Intermediate exercises - Python Bootcamp

Constantine Lignos

Contents

  1. Presidential ratings
  2. Employee database
  3. On your own

Presidential ratings

Skills used: CSV reading, basic math, dealing with data

Your task is to write a program that summarizes the data contained in presidents.csv. This contains data from the presidents dataset in R, quarterly approval ratings of US presidents. Your program avg_ratings.py should take two filenames as command-line arguments: the CSV file to read (presidents.csv) and the output filename.

The input file contains three columns: id is a unique identifier for each row, year gives the year and quarter of the rating, and rating gives the approval rating.

You should write your output to a new CSV with three columns: year will contain whole years (i.e., 1975 but no information about specific quarters), mean will have the mean approval rating for that year, and median will have the median approval rating for that year.

As some quarters are missing ratings (NA) you will have to exclude those from the mean/median calculations. You should write functions to calculate the mean and median of a list of numbers and remove any NA from the list before passing it to those functions.
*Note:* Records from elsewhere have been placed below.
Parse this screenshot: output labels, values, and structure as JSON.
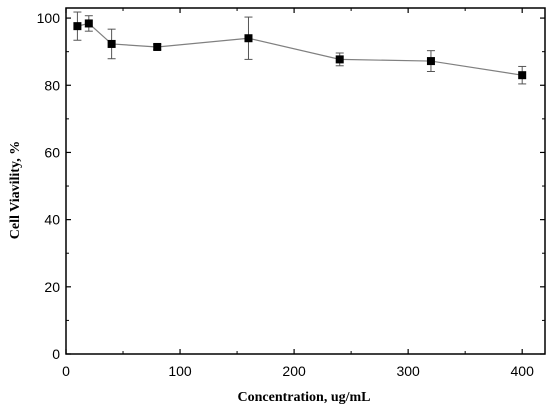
{
  "chart_data": {
    "type": "scatter",
    "xlabel": "Concentration, ug/mL",
    "ylabel": "Cell Viavility, %",
    "xlim": [
      0,
      420
    ],
    "ylim": [
      0,
      103
    ],
    "xticks": [
      0,
      100,
      200,
      300,
      400
    ],
    "yticks": [
      0,
      20,
      40,
      60,
      80,
      100
    ],
    "grid": false,
    "series": [
      {
        "x": [
          10,
          20,
          40,
          80,
          160,
          240,
          320,
          400
        ],
        "y": [
          97.6,
          98.4,
          92.3,
          91.4,
          94.0,
          87.7,
          87.2,
          83.0
        ],
        "yerr": [
          4.2,
          2.3,
          4.4,
          0.8,
          6.3,
          1.9,
          3.1,
          2.6
        ],
        "marker": "square",
        "color": "#000000",
        "line_color": "#808080"
      }
    ]
  }
}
Your output should look like the following for the first five years:

year,mean,median
1945,81.33333333333333,82
1946,47.0,46.5
1947,51.0,54.5
1948,37.5,37.5
1949,58.5,57.0

An example solution is available in avg_ratings.py.

Employee database

Skills used: Listing directory contents, classes, string parsing

Your task is to write a program that aggregates data spread across a number of files. Start by downloading the file employee_info.zip and unzipping it to create a folder named employee_info.

In this folder, there’s a set of files of the format <employee id>.txt with information about each employee. For example, 372.txt contains the following:

Name: John Smith
Title: Researcher

You should write a program that reads in every file in the employee_info folder and stores the data in a dictionary. Each key for the dictionary should be the employee ID (which is numeric, but you can treat it as a string without any problems), and each value should be a object of the class Employee.

You should define the class Employee yourself such that:

  1. It has an __init__ function that takes the employee name, id, and title as arguments and stores them in the class.
  2. It has a __str__ function that allows for nice, human-readable printing of the object. For example, in might return: John Smith, Researcher (372).

Your program should:

  1. Take the target directory (employee_info) as a command-line argument.
  2. List the contents of the directory.
  3. Open each file in the directory and store the information in that file in a new Employee object in the dictionary.
  4. At the end, print out all of the key-value pairs of the dictionary, one per line, separated by a colon. For example, a line would be: 372: John Smith, Researcher (372).

Hints:

  1. You will need to put together the name of the directory of files and the individual filenames in order to open them. Use os.path.join.
  2. You can assume the first line of each file contains the name field and that the second line contains the title field. (If you want an extra challenge, write a solution that does not make this assumption.)
  3. You can use split to parse each string in the file. If you want an additional challenge, use a regular expression, using the module re.
  4. You should not assume that a name only consists of a first and last name; your solution should still work if the name is “John Q Public.” If you notice that you are only extracting the first name, you are probably using split incorrectly.

An example solution is available in employee_info.py.

On your own

Now’s a great time to come up with your own exercise and try it out!